Genitori condannati per mancata educazione
La vicenda risale a un pomeriggio di primavera, più di dieci anni fa, in una casa della provincia di Treviso. Due famiglie si erano riunite per un pranzo domenicale. In quell’occasione, l’adolescente – poco più che tredicenne all’epoca – e la bambina si erano allontanati dagli adulti. Solo dopo, la piccola ha raccontato ai genitori quello che era successo. La denuncia è partita subito dopo una visita al pronto soccorso di Treviso, dove i medici hanno trovato segni compatibili con una violenza.
Il processo penale si è chiuso nel 2016: il ragazzo è stato condannato in via definitiva a un anno e due mesi di carcere. La famiglia della vittima ha poi avviato una causa civile per ottenere un risarcimento.
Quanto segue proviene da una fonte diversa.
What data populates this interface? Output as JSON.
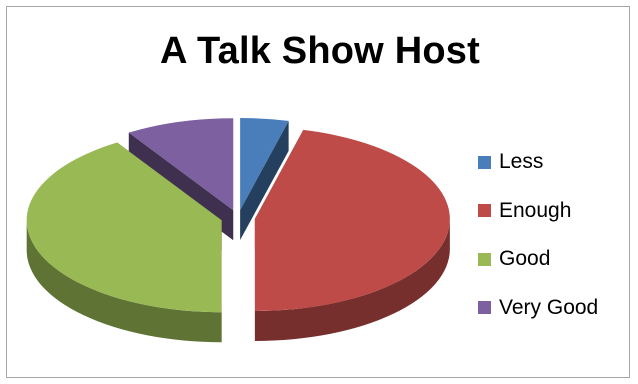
{
  "chart_data": {
    "type": "pie",
    "title": "A Talk Show Host",
    "categories": [
      "Less",
      "Enough",
      "Good",
      "Very Good"
    ],
    "values": [
      4,
      46,
      41,
      9
    ],
    "colors": [
      "#4a7ebb",
      "#be4b48",
      "#98b954",
      "#7d60a0"
    ],
    "legend_position": "right",
    "style": "3d-exploded"
  }
}
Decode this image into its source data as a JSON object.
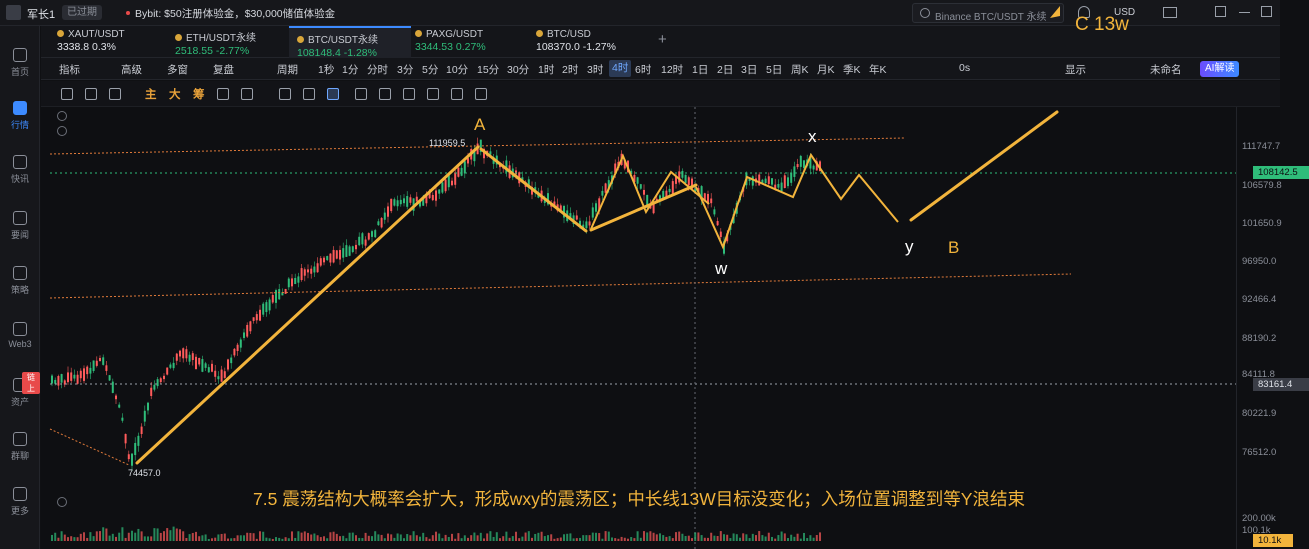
{
  "topbar": {
    "user_name": "军长1",
    "expired": "已过期",
    "news": "Bybit: $50注册体验金，$30,000储值体验金",
    "search_placeholder": "Binance BTC/USDT 永续",
    "currency": "USD"
  },
  "sidebar": {
    "items": [
      {
        "label": "首页"
      },
      {
        "label": "行情"
      },
      {
        "label": "快讯"
      },
      {
        "label": "要闻"
      },
      {
        "label": "策略"
      },
      {
        "label": "Web3"
      },
      {
        "label": "资产"
      },
      {
        "label": "群聊"
      },
      {
        "label": "更多"
      }
    ],
    "badge": "链上"
  },
  "tickers": [
    {
      "name": "XAUT/USDT",
      "price": "3338.8",
      "change": "0.3%",
      "trend": "neutral"
    },
    {
      "name": "ETH/USDT永续",
      "price": "2518.55",
      "change": "-2.77%",
      "trend": "up"
    },
    {
      "name": "BTC/USDT永续",
      "price": "108148.4",
      "change": "-1.28%",
      "trend": "up"
    },
    {
      "name": "PAXG/USDT",
      "price": "3344.53",
      "change": "0.27%",
      "trend": "up"
    },
    {
      "name": "BTC/USD",
      "price": "108370.0",
      "change": "-1.27%",
      "trend": "neutral"
    }
  ],
  "toolbar": {
    "indicators": "指标",
    "advanced": "高级",
    "multi": "多窗",
    "replay": "复盘",
    "period": "周期",
    "intervals": [
      "1秒",
      "1分",
      "分时",
      "3分",
      "5分",
      "10分",
      "15分",
      "30分",
      "1时",
      "2时",
      "3时",
      "4时",
      "6时",
      "12时",
      "1日",
      "2日",
      "3日",
      "5日",
      "周K",
      "月K",
      "季K",
      "年K"
    ],
    "selected_interval": "4时",
    "zero_s": "0s",
    "display": "显示",
    "unnamed": "未命名",
    "ai": "AI解读"
  },
  "drawbar": {
    "main": "主",
    "big": "大",
    "chip": "筹"
  },
  "chart": {
    "price_labels": [
      "111747.7",
      "108142.5",
      "106579.8",
      "101650.9",
      "96950.0",
      "92466.4",
      "88190.2",
      "84111.8",
      "83161.4",
      "80221.9",
      "76512.0",
      "200.00k",
      "100.1k",
      "10.1k"
    ],
    "high_annotation": "111959.5",
    "low_annotation": "74457.0",
    "wave_labels": {
      "A": "A",
      "x": "x",
      "w": "w",
      "y": "y",
      "B": "B",
      "C": "C 13w"
    },
    "note": "7.5 震荡结构大概率会扩大，形成wxy的震荡区；中长线13W目标没变化；入场位置调整到等Y浪结束",
    "colors": {
      "arrow": "#f2b43c",
      "up": "#2fbd7a",
      "down": "#ff5b5b",
      "accent": "#3d8bff"
    }
  }
}
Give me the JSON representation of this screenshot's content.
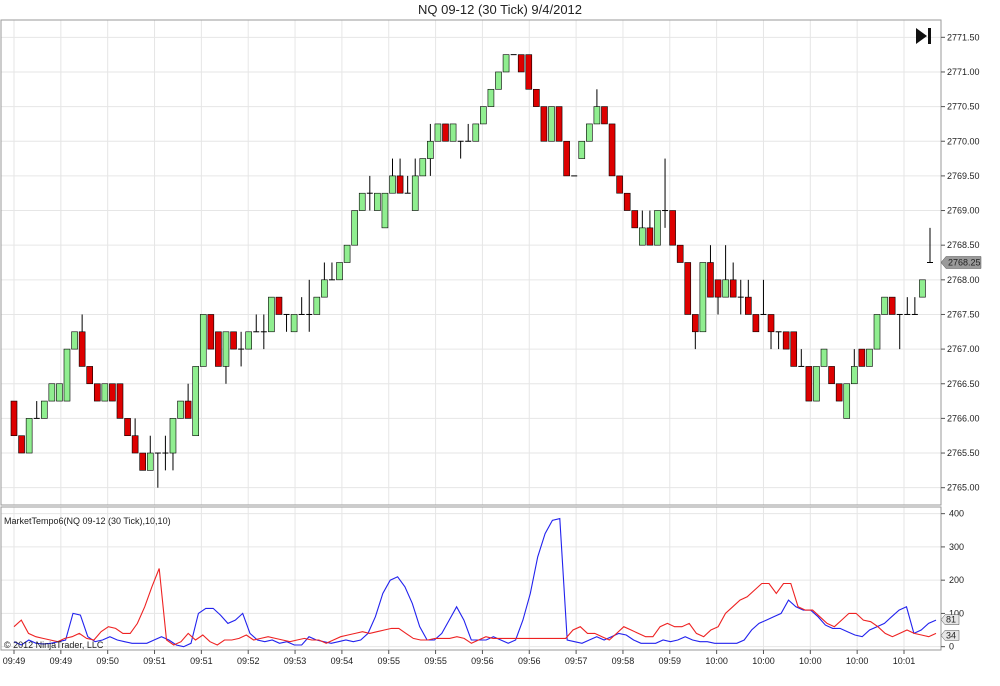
{
  "title": "NQ 09-12 (30 Tick)  9/4/2012",
  "indicator_label": "MarketTempo6(NQ 09-12 (30 Tick),10,10)",
  "copyright": "© 2012 NinjaTrader, LLC",
  "price_marker": "2768.25",
  "indicator_markers": [
    "81",
    "34"
  ],
  "icons": {
    "go_to_end": "skip-to-end-icon"
  },
  "colors": {
    "up": "#90ee90",
    "down": "#dd0000",
    "wick": "#000000",
    "blue_series": "#2222ee",
    "red_series": "#ee2222"
  },
  "chart_data": [
    {
      "type": "candlestick",
      "title": "NQ 09-12 (30 Tick)  9/4/2012",
      "ylim": [
        2764.75,
        2771.75
      ],
      "yticks": [
        "2765.00",
        "2765.50",
        "2766.00",
        "2766.50",
        "2767.00",
        "2767.50",
        "2768.00",
        "2768.50",
        "2769.00",
        "2769.50",
        "2770.00",
        "2770.50",
        "2771.00",
        "2771.50"
      ],
      "xticks": [
        "09:49",
        "09:49",
        "09:50",
        "09:51",
        "09:51",
        "09:52",
        "09:53",
        "09:54",
        "09:55",
        "09:55",
        "09:56",
        "09:56",
        "09:57",
        "09:58",
        "09:59",
        "10:00",
        "10:00",
        "10:00",
        "10:00",
        "10:01"
      ],
      "grid": true,
      "candles": [
        [
          2766.25,
          2766.25,
          2765.75,
          2765.75
        ],
        [
          2765.75,
          2765.75,
          2765.5,
          2765.5
        ],
        [
          2765.5,
          2766.0,
          2765.5,
          2766.0
        ],
        [
          2766.0,
          2766.25,
          2766.0,
          2766.0
        ],
        [
          2766.0,
          2766.25,
          2766.0,
          2766.25
        ],
        [
          2766.25,
          2766.5,
          2766.25,
          2766.5
        ],
        [
          2766.25,
          2766.5,
          2766.25,
          2766.5
        ],
        [
          2766.25,
          2767.0,
          2766.25,
          2767.0
        ],
        [
          2767.0,
          2767.25,
          2767.0,
          2767.25
        ],
        [
          2767.25,
          2767.5,
          2766.75,
          2766.75
        ],
        [
          2766.75,
          2766.75,
          2766.5,
          2766.5
        ],
        [
          2766.5,
          2766.5,
          2766.25,
          2766.25
        ],
        [
          2766.25,
          2766.5,
          2766.25,
          2766.5
        ],
        [
          2766.5,
          2766.5,
          2766.25,
          2766.25
        ],
        [
          2766.5,
          2766.5,
          2766.0,
          2766.0
        ],
        [
          2766.0,
          2766.0,
          2765.75,
          2765.75
        ],
        [
          2765.75,
          2766.0,
          2765.5,
          2765.5
        ],
        [
          2765.5,
          2765.5,
          2765.25,
          2765.25
        ],
        [
          2765.25,
          2765.75,
          2765.25,
          2765.5
        ],
        [
          2765.5,
          2765.5,
          2765.0,
          2765.5
        ],
        [
          2765.5,
          2765.75,
          2765.25,
          2765.5
        ],
        [
          2765.5,
          2766.0,
          2765.25,
          2766.0
        ],
        [
          2766.0,
          2766.25,
          2766.0,
          2766.25
        ],
        [
          2766.25,
          2766.5,
          2766.0,
          2766.0
        ],
        [
          2765.75,
          2766.75,
          2765.75,
          2766.75
        ],
        [
          2766.75,
          2767.5,
          2766.75,
          2767.5
        ],
        [
          2767.5,
          2767.5,
          2767.0,
          2767.0
        ],
        [
          2767.25,
          2767.25,
          2766.75,
          2766.75
        ],
        [
          2766.75,
          2767.25,
          2766.5,
          2767.25
        ],
        [
          2767.25,
          2767.25,
          2767.0,
          2767.0
        ],
        [
          2767.0,
          2767.25,
          2766.75,
          2767.0
        ],
        [
          2767.0,
          2767.25,
          2767.0,
          2767.25
        ],
        [
          2767.25,
          2767.5,
          2767.25,
          2767.25
        ],
        [
          2767.25,
          2767.5,
          2767.0,
          2767.25
        ],
        [
          2767.25,
          2767.75,
          2767.25,
          2767.75
        ],
        [
          2767.75,
          2767.75,
          2767.5,
          2767.5
        ],
        [
          2767.5,
          2767.5,
          2767.25,
          2767.5
        ],
        [
          2767.25,
          2767.5,
          2767.25,
          2767.5
        ],
        [
          2767.5,
          2767.75,
          2767.5,
          2767.5
        ],
        [
          2767.5,
          2768.0,
          2767.25,
          2767.5
        ],
        [
          2767.5,
          2767.75,
          2767.5,
          2767.75
        ],
        [
          2767.75,
          2768.25,
          2767.75,
          2768.0
        ],
        [
          2768.0,
          2768.25,
          2768.0,
          2768.0
        ],
        [
          2768.0,
          2768.25,
          2768.0,
          2768.25
        ],
        [
          2768.25,
          2768.5,
          2768.25,
          2768.5
        ],
        [
          2768.5,
          2769.0,
          2768.5,
          2769.0
        ],
        [
          2769.0,
          2769.25,
          2769.0,
          2769.25
        ],
        [
          2769.25,
          2769.5,
          2769.0,
          2769.25
        ],
        [
          2769.0,
          2769.25,
          2769.0,
          2769.25
        ],
        [
          2768.75,
          2769.25,
          2768.75,
          2769.25
        ],
        [
          2769.25,
          2769.75,
          2769.25,
          2769.5
        ],
        [
          2769.5,
          2769.75,
          2769.25,
          2769.25
        ],
        [
          2769.25,
          2769.5,
          2769.25,
          2769.25
        ],
        [
          2769.0,
          2769.75,
          2769.0,
          2769.5
        ],
        [
          2769.5,
          2769.75,
          2769.5,
          2769.75
        ],
        [
          2769.75,
          2770.25,
          2769.5,
          2770.0
        ],
        [
          2770.0,
          2770.25,
          2770.0,
          2770.25
        ],
        [
          2770.25,
          2770.25,
          2770.0,
          2770.0
        ],
        [
          2770.0,
          2770.25,
          2770.0,
          2770.25
        ],
        [
          2770.0,
          2770.0,
          2769.75,
          2770.0
        ],
        [
          2770.0,
          2770.25,
          2770.0,
          2770.0
        ],
        [
          2770.0,
          2770.25,
          2770.0,
          2770.25
        ],
        [
          2770.25,
          2770.5,
          2770.25,
          2770.5
        ],
        [
          2770.5,
          2770.75,
          2770.5,
          2770.75
        ],
        [
          2770.75,
          2771.0,
          2770.75,
          2771.0
        ],
        [
          2771.0,
          2771.25,
          2771.0,
          2771.25
        ],
        [
          2771.25,
          2771.25,
          2771.25,
          2771.25
        ],
        [
          2771.25,
          2771.25,
          2771.0,
          2771.0
        ],
        [
          2771.25,
          2771.25,
          2770.75,
          2770.75
        ],
        [
          2770.75,
          2770.75,
          2770.5,
          2770.5
        ],
        [
          2770.5,
          2770.5,
          2770.0,
          2770.0
        ],
        [
          2770.0,
          2770.5,
          2770.0,
          2770.5
        ],
        [
          2770.5,
          2770.5,
          2770.0,
          2770.0
        ],
        [
          2770.0,
          2770.0,
          2769.5,
          2769.5
        ],
        [
          2769.5,
          2769.5,
          2769.5,
          2769.5
        ],
        [
          2769.75,
          2770.0,
          2769.75,
          2770.0
        ],
        [
          2770.0,
          2770.25,
          2770.0,
          2770.25
        ],
        [
          2770.25,
          2770.75,
          2770.25,
          2770.5
        ],
        [
          2770.5,
          2770.5,
          2770.25,
          2770.25
        ],
        [
          2770.25,
          2770.25,
          2769.5,
          2769.5
        ],
        [
          2769.5,
          2769.5,
          2769.25,
          2769.25
        ],
        [
          2769.25,
          2769.25,
          2769.0,
          2769.0
        ],
        [
          2769.0,
          2769.0,
          2768.75,
          2768.75
        ],
        [
          2768.5,
          2769.0,
          2768.5,
          2768.75
        ],
        [
          2768.75,
          2769.0,
          2768.5,
          2768.5
        ],
        [
          2768.5,
          2769.0,
          2768.5,
          2769.0
        ],
        [
          2769.0,
          2769.75,
          2768.75,
          2769.0
        ],
        [
          2769.0,
          2769.0,
          2768.5,
          2768.5
        ],
        [
          2768.5,
          2768.5,
          2768.25,
          2768.25
        ],
        [
          2768.25,
          2768.25,
          2767.5,
          2767.5
        ],
        [
          2767.5,
          2767.5,
          2767.0,
          2767.25
        ],
        [
          2767.25,
          2768.25,
          2767.25,
          2768.25
        ],
        [
          2768.25,
          2768.5,
          2767.75,
          2767.75
        ],
        [
          2768.0,
          2768.0,
          2767.5,
          2767.75
        ],
        [
          2767.75,
          2768.5,
          2767.75,
          2768.0
        ],
        [
          2768.0,
          2768.25,
          2767.75,
          2767.75
        ],
        [
          2767.75,
          2768.0,
          2767.5,
          2767.75
        ],
        [
          2767.75,
          2768.0,
          2767.5,
          2767.5
        ],
        [
          2767.5,
          2767.5,
          2767.25,
          2767.25
        ],
        [
          2767.5,
          2768.0,
          2767.5,
          2767.5
        ],
        [
          2767.5,
          2767.5,
          2767.0,
          2767.25
        ],
        [
          2767.25,
          2767.25,
          2767.0,
          2767.25
        ],
        [
          2767.25,
          2767.25,
          2767.0,
          2767.0
        ],
        [
          2767.25,
          2767.25,
          2766.75,
          2766.75
        ],
        [
          2766.75,
          2767.0,
          2766.75,
          2766.75
        ],
        [
          2766.75,
          2766.75,
          2766.25,
          2766.25
        ],
        [
          2766.25,
          2766.75,
          2766.25,
          2766.75
        ],
        [
          2766.75,
          2767.0,
          2766.75,
          2767.0
        ],
        [
          2766.75,
          2766.75,
          2766.5,
          2766.5
        ],
        [
          2766.5,
          2766.5,
          2766.25,
          2766.25
        ],
        [
          2766.0,
          2766.5,
          2766.0,
          2766.5
        ],
        [
          2766.5,
          2767.0,
          2766.5,
          2766.75
        ],
        [
          2767.0,
          2767.0,
          2766.75,
          2766.75
        ],
        [
          2766.75,
          2767.0,
          2766.75,
          2767.0
        ],
        [
          2767.0,
          2767.5,
          2767.0,
          2767.5
        ],
        [
          2767.5,
          2767.75,
          2767.5,
          2767.75
        ],
        [
          2767.75,
          2767.75,
          2767.5,
          2767.5
        ],
        [
          2767.5,
          2767.5,
          2767.0,
          2767.5
        ],
        [
          2767.5,
          2767.75,
          2767.5,
          2767.5
        ],
        [
          2767.5,
          2767.75,
          2767.5,
          2767.5
        ],
        [
          2767.75,
          2768.0,
          2767.75,
          2768.0
        ],
        [
          2768.25,
          2768.75,
          2768.25,
          2768.25
        ]
      ]
    },
    {
      "type": "line",
      "title": "MarketTempo6(NQ 09-12 (30 Tick),10,10)",
      "ylim": [
        -10,
        420
      ],
      "yticks": [
        0,
        100,
        200,
        300,
        400
      ],
      "grid": true,
      "series": [
        {
          "color": "#2222ee",
          "values": [
            15,
            5,
            20,
            10,
            8,
            10,
            15,
            20,
            100,
            95,
            30,
            15,
            20,
            30,
            20,
            15,
            10,
            10,
            10,
            20,
            30,
            20,
            5,
            0,
            10,
            100,
            115,
            115,
            95,
            70,
            80,
            100,
            40,
            20,
            15,
            20,
            10,
            15,
            5,
            5,
            30,
            20,
            15,
            10,
            15,
            20,
            15,
            20,
            40,
            90,
            160,
            200,
            210,
            180,
            130,
            60,
            20,
            20,
            40,
            80,
            120,
            80,
            20,
            20,
            20,
            30,
            20,
            10,
            20,
            80,
            160,
            270,
            340,
            380,
            385,
            20,
            15,
            10,
            20,
            30,
            20,
            30,
            40,
            35,
            20,
            10,
            10,
            10,
            20,
            15,
            20,
            30,
            20,
            15,
            15,
            10,
            10,
            10,
            10,
            20,
            50,
            70,
            80,
            90,
            100,
            140,
            120,
            110,
            110,
            90,
            65,
            55,
            55,
            45,
            35,
            30,
            50,
            60,
            70,
            90,
            110,
            120,
            40,
            50,
            70,
            80
          ]
        },
        {
          "color": "#ee2222",
          "values": [
            60,
            80,
            40,
            30,
            25,
            20,
            15,
            25,
            30,
            40,
            25,
            20,
            45,
            60,
            55,
            40,
            40,
            70,
            120,
            180,
            235,
            20,
            5,
            15,
            40,
            20,
            35,
            15,
            5,
            20,
            20,
            25,
            35,
            20,
            25,
            30,
            25,
            20,
            15,
            20,
            25,
            20,
            20,
            10,
            20,
            30,
            35,
            40,
            45,
            40,
            45,
            50,
            55,
            55,
            40,
            25,
            20,
            20,
            25,
            25,
            25,
            30,
            25,
            10,
            20,
            30,
            25,
            25,
            25,
            25,
            25,
            25,
            25,
            25,
            25,
            25,
            25,
            50,
            60,
            40,
            40,
            30,
            20,
            40,
            60,
            50,
            40,
            30,
            30,
            60,
            70,
            60,
            60,
            70,
            40,
            30,
            50,
            60,
            100,
            120,
            140,
            150,
            170,
            190,
            190,
            160,
            190,
            190,
            120,
            110,
            110,
            90,
            70,
            60,
            80,
            100,
            100,
            80,
            75,
            60,
            40,
            30,
            40,
            50,
            40,
            35,
            30,
            40
          ]
        }
      ]
    }
  ]
}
Le ferite invisibili: danni psicologici e familiari
Una perizia disposta dal giudice civile ha accertato nella giovane un disturbo post-traumatico da stress di grado moderato e un danno biologico permanente pari al 19%. Gli esperti hanno sottolineato come le conseguenze psicologiche abbiano segnato profondamente la crescita della ragazza, oggi ventiquattrenne. Anche i genitori hanno pagato un prezzo alto: la coppia si è separata pochi anni dopo, segnando una frattura insanabile.
Il giudice ha riconosciuto il diritto al risarcimento non solo per la vittima diretta, ma anche per i suoi genitori. Ha ritenuto provato il danno morale e relazionale subito da tutta la famiglia. La somma di 130 mila euro dovrà essere pagata dai genitori del ragazzo, considerati responsabili civili per “mancanza di educazione”.
Vigilanza ed educazione: un dovere dei genitori
La sentenza segue una linea giuridica che in questi anni ha visto i tribunali italiani attribuire ai genitori una responsabilità diretta per i comportamenti illeciti dei figli minorenni. Il Tribunale di Treviso ha richiamato una decisione della Corte di Cassazione del 2019, che dice chiaramente: i genitori “devono insegnare ai figli ciò che serve per non fare del male agli altri” e devono anche controllare che questa educazione venga effettivamente data.
Un principio già espresso in altri casi: a Firenze, per esempio, una sentenza simile riguardava una violenza avvenuta in una scuola di Siena. Allora i giudici avevano sottolineato che la responsabilità dei genitori non si limita a dare regole generiche, ma implica un controllo concreto sul comportamento dei figli.
Le reazioni e il dibattito aperto
La condanna ha diviso gli addetti ai lavori e le associazioni per la tutela dei minori. “È un messaggio chiaro: la responsabilità educativa non si può scaricare o sottovalutare”, ha detto l’avvocato Paola G., legale della famiglia della vittima. Dall’altra parte, la difesa dei genitori condannati sostiene che “non si può chiedere ai genitori di prevedere tutte le possibili deviazioni”.
Il caso di Treviso riporta al centro il tema del ruolo delle famiglie nell’educazione affettiva e sessuale dei ragazzi. Un argomento delicato, spesso ignorato, come ha evidenziato anche il giudice nelle motivazioni: “Solo con un’educazione consapevole e continua – si legge nella sentenza – si possono evitare comportamenti dannosi verso i più fragili”.
La vicenda, ora chiusa in tribunale, lascia aperti interrogativi importanti sul rapporto tra responsabilità personale e familiare. E su quanto ancora pesi il silenzio su certi temi nelle case italiane.